One of the best ways to gather details for the obituary is by asking questions to those who were close to your loved one.

You could ask questions like:

  • What is the first thing that comes to mind when you think of ______?
  • What is something ______ loved doing?
  • What will you miss without _____?

You can make the research process a bit easier by sending out an email to request responses to your questions, or start group chats on social media with select groups of friends or relatives.

Be sure to paint a complete portrait. If your loved one had a long career or active community life, take that into consideration while you write. Chances are, there are members of their extended network who have stories to share or know things about your loved one you may not have even known! If your loved one was passionate about their job or community work, be sure to include a mention of those in the obituary.

Lastly, ensure you get a second, or third, set of eyes on the obituary. Feelings can be hurt if a relative is left out of the surviving family list, or if someone’s name is spelled incorrectly.

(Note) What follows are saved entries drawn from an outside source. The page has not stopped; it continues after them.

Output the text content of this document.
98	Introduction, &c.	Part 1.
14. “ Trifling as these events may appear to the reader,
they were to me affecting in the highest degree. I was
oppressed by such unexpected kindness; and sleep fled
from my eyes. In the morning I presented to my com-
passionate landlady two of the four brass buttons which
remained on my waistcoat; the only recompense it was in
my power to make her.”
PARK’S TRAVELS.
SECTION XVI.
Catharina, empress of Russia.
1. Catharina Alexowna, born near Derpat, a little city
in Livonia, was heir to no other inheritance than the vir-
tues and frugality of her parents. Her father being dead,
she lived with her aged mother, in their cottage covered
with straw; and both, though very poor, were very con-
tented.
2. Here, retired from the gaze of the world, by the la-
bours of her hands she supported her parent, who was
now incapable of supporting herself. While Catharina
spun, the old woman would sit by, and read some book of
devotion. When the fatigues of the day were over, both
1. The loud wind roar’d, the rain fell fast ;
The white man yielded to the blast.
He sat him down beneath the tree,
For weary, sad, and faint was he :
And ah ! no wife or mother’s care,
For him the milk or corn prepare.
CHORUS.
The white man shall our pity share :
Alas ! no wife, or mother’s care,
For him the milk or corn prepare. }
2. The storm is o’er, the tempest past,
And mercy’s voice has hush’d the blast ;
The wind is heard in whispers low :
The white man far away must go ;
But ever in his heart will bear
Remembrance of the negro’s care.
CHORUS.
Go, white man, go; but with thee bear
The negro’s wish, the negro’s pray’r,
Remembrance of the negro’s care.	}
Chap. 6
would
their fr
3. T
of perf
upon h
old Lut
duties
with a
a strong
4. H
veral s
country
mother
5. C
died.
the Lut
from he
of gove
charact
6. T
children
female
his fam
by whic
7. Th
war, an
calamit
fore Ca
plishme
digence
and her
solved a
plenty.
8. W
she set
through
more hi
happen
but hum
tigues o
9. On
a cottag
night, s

Always save time for editing.

Do what feels right

Think about what your loved one would have wanted. Were they a social person, with a long career and a wide network? Chances are, they know people you’ve never even met before who might like to be kept informed about the news and funeral details.

Were they more private and reserved? Was their death a tragic one? You and your family might choose to be a bit quieter with the announcement and keep things private.

How you choose to notify people is up to you and those closest to your loved one.